Complication number one is the fact that the Historical Commission deemed all the buildings of the former decorating plant either historic or contributing. This is problematic for the developers, who wish to modify the main building and demolish the other two. The Architectural Committee recommended denial of this plan, and the project will likely be heard next month by the full Historical Commission. We’re also not sure how the main building could be viably reused in a 2020 concept without undergoing some serious exterior changes, so we suspect that part of the plan won’t change, but perhaps the developers will try to preserve the stable building in an effort to meet the Commission halfway.

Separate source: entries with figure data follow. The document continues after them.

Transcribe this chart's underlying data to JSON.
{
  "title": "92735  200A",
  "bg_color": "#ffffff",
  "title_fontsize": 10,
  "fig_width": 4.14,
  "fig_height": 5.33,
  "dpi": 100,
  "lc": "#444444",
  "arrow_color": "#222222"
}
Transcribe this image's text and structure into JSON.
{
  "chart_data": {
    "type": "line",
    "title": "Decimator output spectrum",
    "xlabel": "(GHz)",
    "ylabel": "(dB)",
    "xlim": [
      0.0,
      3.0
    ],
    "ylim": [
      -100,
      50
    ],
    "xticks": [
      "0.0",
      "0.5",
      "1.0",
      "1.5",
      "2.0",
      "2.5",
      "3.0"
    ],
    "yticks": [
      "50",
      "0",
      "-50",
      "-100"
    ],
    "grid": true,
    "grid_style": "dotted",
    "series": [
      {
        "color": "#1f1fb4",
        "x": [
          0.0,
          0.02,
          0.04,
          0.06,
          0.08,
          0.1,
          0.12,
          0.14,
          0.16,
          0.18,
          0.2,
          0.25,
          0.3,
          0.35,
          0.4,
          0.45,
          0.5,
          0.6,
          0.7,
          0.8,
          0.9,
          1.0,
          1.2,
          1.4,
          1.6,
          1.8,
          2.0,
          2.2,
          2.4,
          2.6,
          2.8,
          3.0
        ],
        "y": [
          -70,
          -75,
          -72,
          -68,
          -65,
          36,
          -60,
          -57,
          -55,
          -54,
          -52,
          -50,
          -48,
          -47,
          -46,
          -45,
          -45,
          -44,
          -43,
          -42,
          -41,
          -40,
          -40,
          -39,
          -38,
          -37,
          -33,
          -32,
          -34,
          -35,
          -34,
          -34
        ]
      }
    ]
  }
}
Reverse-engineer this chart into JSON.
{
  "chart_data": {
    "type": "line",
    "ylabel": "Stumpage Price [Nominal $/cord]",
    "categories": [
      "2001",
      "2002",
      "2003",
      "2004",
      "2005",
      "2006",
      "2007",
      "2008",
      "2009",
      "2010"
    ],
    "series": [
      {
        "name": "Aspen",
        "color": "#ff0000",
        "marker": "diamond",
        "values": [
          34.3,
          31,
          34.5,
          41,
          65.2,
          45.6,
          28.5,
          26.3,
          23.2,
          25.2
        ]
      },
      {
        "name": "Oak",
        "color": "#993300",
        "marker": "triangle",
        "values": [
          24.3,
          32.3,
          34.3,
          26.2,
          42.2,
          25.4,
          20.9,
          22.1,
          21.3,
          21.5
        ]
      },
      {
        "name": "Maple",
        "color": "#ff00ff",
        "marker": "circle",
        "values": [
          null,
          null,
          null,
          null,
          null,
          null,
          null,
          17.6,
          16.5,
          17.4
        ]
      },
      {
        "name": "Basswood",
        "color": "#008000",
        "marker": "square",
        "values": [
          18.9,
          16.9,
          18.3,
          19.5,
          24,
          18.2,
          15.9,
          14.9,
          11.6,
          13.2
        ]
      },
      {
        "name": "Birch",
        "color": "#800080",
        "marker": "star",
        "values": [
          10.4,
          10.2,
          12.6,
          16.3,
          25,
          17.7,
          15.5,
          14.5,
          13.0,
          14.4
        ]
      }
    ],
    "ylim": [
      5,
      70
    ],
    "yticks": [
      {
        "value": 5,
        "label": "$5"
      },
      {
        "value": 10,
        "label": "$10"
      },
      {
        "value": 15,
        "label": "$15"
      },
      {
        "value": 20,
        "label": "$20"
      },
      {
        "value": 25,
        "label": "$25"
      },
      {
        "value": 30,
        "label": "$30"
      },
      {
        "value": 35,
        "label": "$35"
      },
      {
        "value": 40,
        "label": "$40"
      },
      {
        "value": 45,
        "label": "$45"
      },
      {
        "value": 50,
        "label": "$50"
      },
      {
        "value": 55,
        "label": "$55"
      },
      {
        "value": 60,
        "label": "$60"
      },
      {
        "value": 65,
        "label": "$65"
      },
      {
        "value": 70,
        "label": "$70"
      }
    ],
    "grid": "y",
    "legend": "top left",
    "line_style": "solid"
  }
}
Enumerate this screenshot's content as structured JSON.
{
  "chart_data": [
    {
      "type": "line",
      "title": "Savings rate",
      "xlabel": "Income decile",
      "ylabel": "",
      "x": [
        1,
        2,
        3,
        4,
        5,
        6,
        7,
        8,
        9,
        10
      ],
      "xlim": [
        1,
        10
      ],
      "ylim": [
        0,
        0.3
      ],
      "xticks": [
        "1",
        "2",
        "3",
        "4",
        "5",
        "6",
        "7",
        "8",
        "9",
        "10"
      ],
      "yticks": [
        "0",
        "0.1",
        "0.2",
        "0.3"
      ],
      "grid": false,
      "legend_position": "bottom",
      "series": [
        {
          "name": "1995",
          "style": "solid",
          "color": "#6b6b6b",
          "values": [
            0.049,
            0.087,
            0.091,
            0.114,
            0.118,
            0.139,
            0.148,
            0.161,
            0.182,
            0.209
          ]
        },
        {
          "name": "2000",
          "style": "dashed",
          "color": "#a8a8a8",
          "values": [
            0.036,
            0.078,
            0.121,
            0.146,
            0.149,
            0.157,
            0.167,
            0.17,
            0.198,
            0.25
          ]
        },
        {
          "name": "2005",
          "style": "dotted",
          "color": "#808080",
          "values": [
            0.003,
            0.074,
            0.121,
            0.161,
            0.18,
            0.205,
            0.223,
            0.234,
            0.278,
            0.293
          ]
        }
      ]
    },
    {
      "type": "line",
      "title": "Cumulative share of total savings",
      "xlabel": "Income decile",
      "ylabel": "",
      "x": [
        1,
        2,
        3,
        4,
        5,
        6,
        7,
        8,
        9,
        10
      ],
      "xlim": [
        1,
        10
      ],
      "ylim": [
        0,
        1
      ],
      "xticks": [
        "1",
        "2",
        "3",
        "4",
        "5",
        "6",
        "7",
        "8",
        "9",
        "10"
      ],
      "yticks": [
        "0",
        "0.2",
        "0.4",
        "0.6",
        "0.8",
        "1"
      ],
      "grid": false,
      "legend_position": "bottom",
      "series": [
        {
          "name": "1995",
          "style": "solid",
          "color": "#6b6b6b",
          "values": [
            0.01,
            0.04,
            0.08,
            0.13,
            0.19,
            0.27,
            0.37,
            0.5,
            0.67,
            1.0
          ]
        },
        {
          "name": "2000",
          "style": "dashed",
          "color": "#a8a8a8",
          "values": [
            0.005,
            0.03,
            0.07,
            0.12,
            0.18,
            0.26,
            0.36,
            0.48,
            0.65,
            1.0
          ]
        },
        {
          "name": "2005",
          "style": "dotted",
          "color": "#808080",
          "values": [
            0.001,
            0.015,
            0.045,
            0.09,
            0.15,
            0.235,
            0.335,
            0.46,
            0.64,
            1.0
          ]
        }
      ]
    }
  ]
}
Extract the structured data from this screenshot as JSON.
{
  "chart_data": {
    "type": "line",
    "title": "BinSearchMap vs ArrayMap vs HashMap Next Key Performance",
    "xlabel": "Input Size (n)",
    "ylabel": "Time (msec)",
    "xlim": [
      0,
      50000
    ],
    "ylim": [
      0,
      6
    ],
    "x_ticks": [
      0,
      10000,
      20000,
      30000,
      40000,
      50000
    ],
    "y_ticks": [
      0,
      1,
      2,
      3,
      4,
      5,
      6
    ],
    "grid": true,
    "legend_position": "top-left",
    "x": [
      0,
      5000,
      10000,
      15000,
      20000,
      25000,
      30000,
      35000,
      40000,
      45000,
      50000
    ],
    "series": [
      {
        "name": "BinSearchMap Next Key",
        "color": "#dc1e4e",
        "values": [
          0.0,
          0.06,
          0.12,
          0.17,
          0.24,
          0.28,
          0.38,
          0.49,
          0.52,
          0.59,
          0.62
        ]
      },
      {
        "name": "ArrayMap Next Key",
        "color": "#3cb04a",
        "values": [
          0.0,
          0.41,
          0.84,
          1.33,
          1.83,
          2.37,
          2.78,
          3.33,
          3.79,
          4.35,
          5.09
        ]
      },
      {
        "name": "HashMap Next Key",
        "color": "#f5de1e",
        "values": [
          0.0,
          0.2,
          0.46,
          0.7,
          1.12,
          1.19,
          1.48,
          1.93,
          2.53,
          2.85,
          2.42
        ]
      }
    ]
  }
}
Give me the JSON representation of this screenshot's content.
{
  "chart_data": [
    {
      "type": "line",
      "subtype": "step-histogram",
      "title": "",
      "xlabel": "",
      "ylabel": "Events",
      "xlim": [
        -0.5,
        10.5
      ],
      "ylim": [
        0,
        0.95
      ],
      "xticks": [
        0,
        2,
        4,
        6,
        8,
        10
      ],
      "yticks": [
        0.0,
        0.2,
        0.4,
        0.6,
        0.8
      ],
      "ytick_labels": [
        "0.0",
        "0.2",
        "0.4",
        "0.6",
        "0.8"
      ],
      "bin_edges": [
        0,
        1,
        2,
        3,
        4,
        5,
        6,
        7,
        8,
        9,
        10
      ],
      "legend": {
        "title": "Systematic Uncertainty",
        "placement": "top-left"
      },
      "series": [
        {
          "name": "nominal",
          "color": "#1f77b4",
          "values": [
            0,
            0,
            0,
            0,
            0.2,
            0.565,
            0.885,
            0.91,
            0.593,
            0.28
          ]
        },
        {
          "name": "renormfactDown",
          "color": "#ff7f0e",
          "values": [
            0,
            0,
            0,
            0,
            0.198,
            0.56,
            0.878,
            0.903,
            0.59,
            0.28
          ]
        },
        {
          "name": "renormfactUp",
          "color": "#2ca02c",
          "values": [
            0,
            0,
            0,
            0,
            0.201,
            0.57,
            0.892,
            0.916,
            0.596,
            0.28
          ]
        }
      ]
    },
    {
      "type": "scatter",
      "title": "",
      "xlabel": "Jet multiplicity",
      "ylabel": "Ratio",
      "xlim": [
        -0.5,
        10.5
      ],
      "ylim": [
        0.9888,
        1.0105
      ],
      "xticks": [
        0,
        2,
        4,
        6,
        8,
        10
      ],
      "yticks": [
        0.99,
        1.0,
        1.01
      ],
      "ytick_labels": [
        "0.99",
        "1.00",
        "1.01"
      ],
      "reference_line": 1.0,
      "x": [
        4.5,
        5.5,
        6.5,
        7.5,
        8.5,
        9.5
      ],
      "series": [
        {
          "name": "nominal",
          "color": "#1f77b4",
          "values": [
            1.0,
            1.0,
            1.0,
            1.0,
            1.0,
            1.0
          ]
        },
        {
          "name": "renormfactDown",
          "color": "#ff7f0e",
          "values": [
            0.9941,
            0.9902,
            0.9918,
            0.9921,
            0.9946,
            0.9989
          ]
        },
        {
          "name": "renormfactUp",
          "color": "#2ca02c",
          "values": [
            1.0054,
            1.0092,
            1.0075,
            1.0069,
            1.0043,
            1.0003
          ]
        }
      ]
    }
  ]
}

Of course, this won’t be the only issue for the developers. Assuming they get through Historic, they will still need a variance from the ZBA for this project. For whatever reason, this parcel is zoned for single family use, not mixed-use or even (as one might expect) industrial. As a result, they could only build maybe a dozen townhomes here, if they pursued a by-right development. This project will result in countless refusals, even though it’s obviously a higher and better use than single-family homes, given the size of the parcel and its proximity to mass transit and commercial corridors. Alas, it’ll be up to the developers to convince the community and the ZBA that this is right move for this property. Of course, that won’t come into play until the Historical Commission gives its blessing to some version of this project. It sounds like a big mess to us, let’s hope it doesn’t take years to get everything worked out.